Otro punto desalentador es la preparación de los futuros docentes con respecto al tratamiento de la diversidad en las aulas. Sé a ciencia cierta, porque convivo con una estudiante de Magisterio, que su preparación está muy ajena a lo que en realidad tendrá que vivir cuando se encuentre en un aula. La diversidad, la atención a la multiculturalidad, etc., es mentado por todos pero no se profundiza en cuál debe ser la propuesta pedagógica a desarrollar. Se informa sobre planificaciones (que no son reales), sobre clases-modelos-útopicas, sobre una escuela que es de libro. Insisto, ajena a la realidad. Se habla de enseñanza de lenguas, de nuevas tecnologías, de recursos “humanos” suficientes para atender a niños con necesidades educativas especiales, cuando aún el alumnado de Infantil (que es donde se debería empezar) no recibe clases de una segunda lengua, no cuenta con PDI, u ordenadores que no estén ya caducados (sabemos de la rapidez en los avances tecnológicos), y que los apoyos humanos son escasos para dar soporte suficiente y de calidad a este colectivo de niños. Me adhiero a las palabras de Eulàlia Bosch en su libro “Un lugar llamado escuela”, que se refiere a la preparación del profesorado inicial diciendo: «Mientras la preocupación fundamental de las escuelas de magisterio no sea la comprensión, lo más cuidadosa posible, del mundo contemporáneo en todas sus facetas…. no puede pensarse que las escuelas puedan acoger y satisfacer las necesidades de conocimiento de los niños y niñas que pasarán años y años en sus aulas». Más claro imposible.

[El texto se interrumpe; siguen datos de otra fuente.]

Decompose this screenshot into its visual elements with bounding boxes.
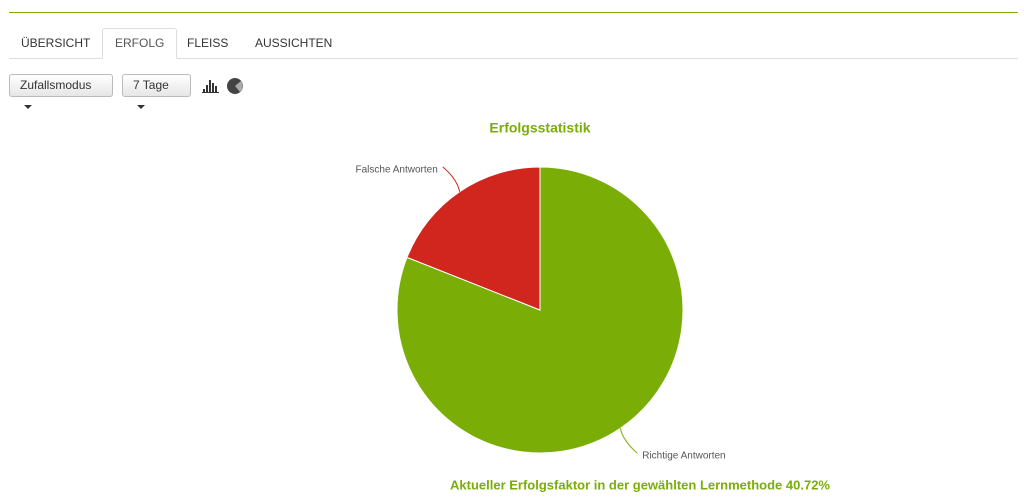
mode-dropdown[interactable]: Zufallsmodus [9,74,113,109]
leader-line [619,428,638,454]
tab-active[interactable]: ERFOLG [102,28,178,59]
tab[interactable]: AUSSICHTEN [255,36,333,50]
bar-chart-icon[interactable] [202,80,219,93]
tab[interactable]: ÜBERSICHT [21,36,91,50]
caret [137,104,145,109]
chart-title: Erfolgsstatistik [489,120,590,136]
tab-bar: ÜBERSICHT ERFOLG FLEISS AUSSICHTEN [9,28,1018,59]
leader-line [442,166,461,192]
tab[interactable]: FLEISS [187,36,229,50]
slice-label: Richtige Antworten [642,451,725,462]
pie-chart-icon[interactable] [227,78,243,94]
slice-label: Falsche Antworten [355,165,437,176]
button-label: Zufallsmodus [20,78,92,92]
caret [24,104,32,109]
top-rule [9,12,1018,13]
footer-text: Aktueller Erfolgsfaktor in der gewählten… [450,477,830,492]
button-label: 7 Tage [133,78,169,92]
period-dropdown[interactable]: 7 Tage [122,74,191,109]
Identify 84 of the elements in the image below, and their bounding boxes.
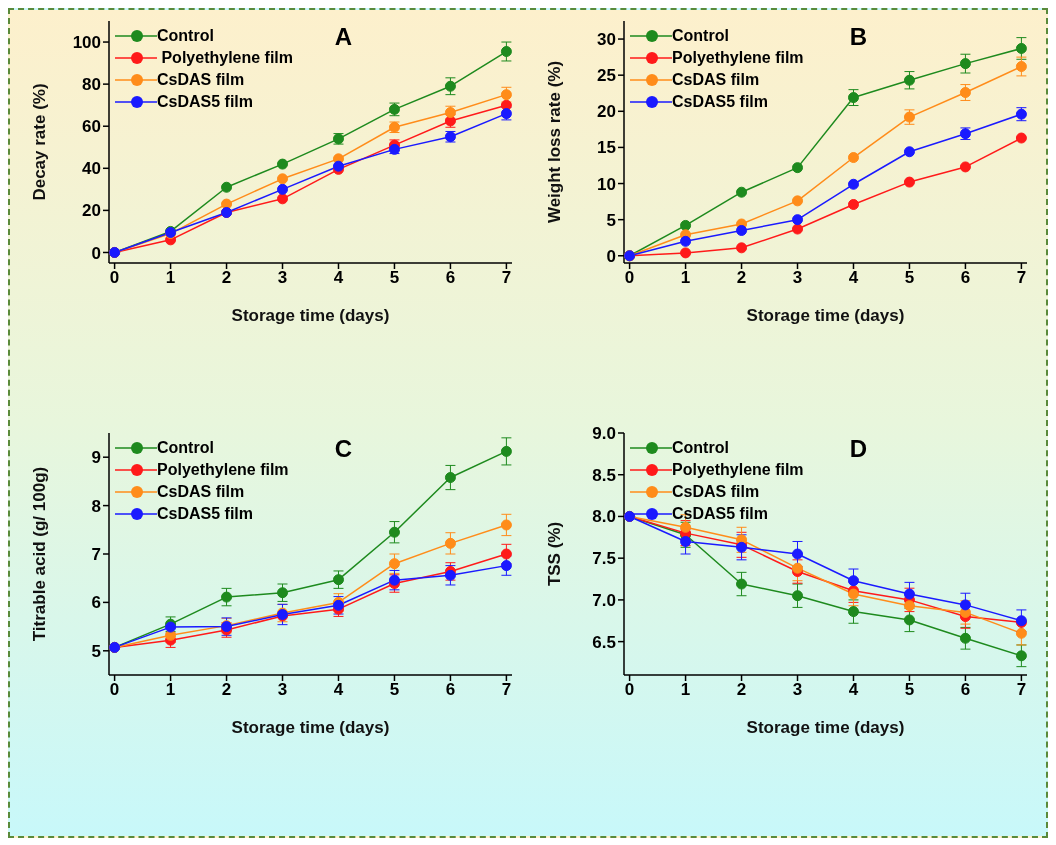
- y-tick-label: 100: [72, 33, 101, 53]
- x-tick-label: 7: [501, 680, 512, 700]
- x-tick-label: 4: [848, 268, 859, 288]
- legend-label: CsDAS film: [157, 482, 245, 502]
- x-tick-label: 5: [904, 268, 915, 288]
- legend-label: Control: [672, 438, 729, 458]
- x-tick-label: 4: [848, 680, 859, 700]
- x-tick-label: 2: [221, 268, 232, 288]
- x-axis-title: Storage time (days): [231, 306, 390, 325]
- y-tick-label: 7.0: [592, 590, 616, 610]
- y-tick-label: 8.0: [592, 507, 616, 527]
- x-tick-label: 1: [680, 680, 691, 700]
- legend-label: Polyethylene film: [672, 48, 804, 68]
- y-tick-label: 8: [91, 496, 101, 516]
- y-tick-label: 7: [91, 545, 101, 565]
- legend-label: CsDAS film: [157, 70, 245, 90]
- legend-label: CsDAS film: [672, 70, 760, 90]
- x-tick-label: 3: [277, 680, 288, 700]
- x-tick-label: 6: [445, 268, 456, 288]
- y-tick-label: 8.5: [592, 465, 616, 485]
- x-tick-label: 4: [333, 268, 344, 288]
- x-tick-label: 0: [109, 268, 120, 288]
- x-tick-label: 1: [680, 268, 691, 288]
- y-tick-label: 9: [91, 448, 101, 468]
- y-tick-label: 6.5: [592, 632, 616, 652]
- y-tick-label: 30: [597, 30, 616, 50]
- y-tick-label: 0: [606, 246, 616, 266]
- legend-label: CsDAS5 film: [672, 92, 769, 112]
- chart-title: A: [334, 23, 353, 50]
- y-axis-title: Decay rate (%): [30, 83, 50, 201]
- y-tick-label: 80: [82, 75, 101, 95]
- x-axis-title: Storage time (days): [746, 718, 905, 737]
- x-tick-label: 2: [736, 680, 747, 700]
- y-tick-label: 0: [91, 243, 101, 263]
- x-tick-label: 1: [165, 680, 176, 700]
- x-tick-label: 2: [736, 268, 747, 288]
- legend-label: Control: [157, 26, 214, 46]
- y-tick-label: 20: [597, 102, 616, 122]
- legend-label: Control: [672, 26, 729, 46]
- legend-label: Control: [157, 438, 214, 458]
- x-tick-label: 4: [333, 680, 344, 700]
- y-tick-label: 40: [82, 159, 101, 179]
- x-tick-label: 7: [1016, 680, 1027, 700]
- x-tick-label: 3: [277, 268, 288, 288]
- chart-title: B: [849, 23, 868, 50]
- y-tick-label: 10: [597, 174, 616, 194]
- legend-label: CsDAS5 film: [672, 504, 769, 524]
- y-axis-title: TSS (%): [545, 521, 565, 587]
- x-tick-label: 0: [624, 268, 635, 288]
- y-tick-label: 15: [597, 138, 616, 158]
- y-axis-title: Titrable acid (g/ 100g): [30, 466, 50, 642]
- x-axis-title: Storage time (days): [231, 718, 390, 737]
- y-tick-label: 5: [91, 641, 101, 661]
- x-tick-label: 5: [389, 680, 400, 700]
- chart-title: D: [849, 435, 868, 462]
- y-tick-label: 5: [606, 210, 616, 230]
- y-tick-label: 7.5: [592, 549, 616, 569]
- x-tick-label: 3: [792, 268, 803, 288]
- legend-label: CsDAS film: [672, 482, 760, 502]
- x-tick-label: 6: [960, 680, 971, 700]
- x-tick-label: 7: [1016, 268, 1027, 288]
- legend-label: CsDAS5 film: [157, 504, 254, 524]
- y-tick-label: 60: [82, 117, 101, 137]
- x-tick-label: 1: [165, 268, 176, 288]
- x-tick-label: 5: [389, 268, 400, 288]
- legend-label: Polyethylene film: [157, 460, 289, 480]
- x-tick-label: 0: [624, 680, 635, 700]
- y-tick-label: 6: [91, 593, 101, 613]
- x-tick-label: 3: [792, 680, 803, 700]
- y-tick-label: 25: [597, 66, 616, 86]
- legend-label: Polyethylene film: [672, 460, 804, 480]
- y-tick-label: 9.0: [592, 424, 616, 444]
- legend-label: CsDAS5 film: [157, 92, 254, 112]
- chart-title: C: [334, 435, 353, 462]
- x-tick-label: 0: [109, 680, 120, 700]
- x-axis-title: Storage time (days): [746, 306, 905, 325]
- y-tick-label: 20: [82, 201, 101, 221]
- x-tick-label: 6: [445, 680, 456, 700]
- y-axis-title: Weight loss rate (%): [545, 60, 565, 224]
- x-tick-label: 7: [501, 268, 512, 288]
- x-tick-label: 6: [960, 268, 971, 288]
- x-tick-label: 5: [904, 680, 915, 700]
- legend-label: Polyethylene film: [160, 48, 294, 68]
- x-tick-label: 2: [221, 680, 232, 700]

Pero, también, me planteo lo siguiente: una clase con niños y niñas donde todos comparten la misma nacionalidad, no hay ninguno con dictamen, y todo se desarrolla dentro de la “normalidad”. Acaso, ¿esta clase no es también diversa? ¿Esta clase necesita una enseñanza unificada e igual para todos? Lo dudo. Cada niño es un ser que proviene de una familia que ha dejado una impronta genética o imprinting, que determina cómo será su desarrollo evolutivo. Marcará qué capacidades serán las que lo diferencian del resto, y también sus necesidades e intereses serán desiguales. Por lo tanto María, Pedro, Juan, Clara… cada uno de ellos destacará en diversos aspectos, teniendo más o menos dificultades, y estoy segura que todos alcanzarán las áreas curriculares-evaluables que tanto preocupan. Sin embargo, es mi convicción que, mientras lo logran, debemos acompañarles, darles nuestro soporte emocional, ser su “andamiaje” en términos de Bruner. Esta es la escuela real, la escuela que tenemos que respaldar y solventar con nuestro buen hacer, dentro de nuestras posibilidades. Es muy cierto que la escuela ha cambiado y que nuestras aulas ya no son las que eran, por ende también deben cambiar los planes de estudio de los futuros docentes para que cada vez acaben su Magisterio más preparados. Los que ya estamos en acción, “viviendo la escuela”, somos conscientes de aquello, y debemos investigar nuevas propuestas de trabajo, cambiar nuestras prácticas, apostar por una enseñanza motivadora. Al fin y al cabo crecer con nuestros alumnos diversos.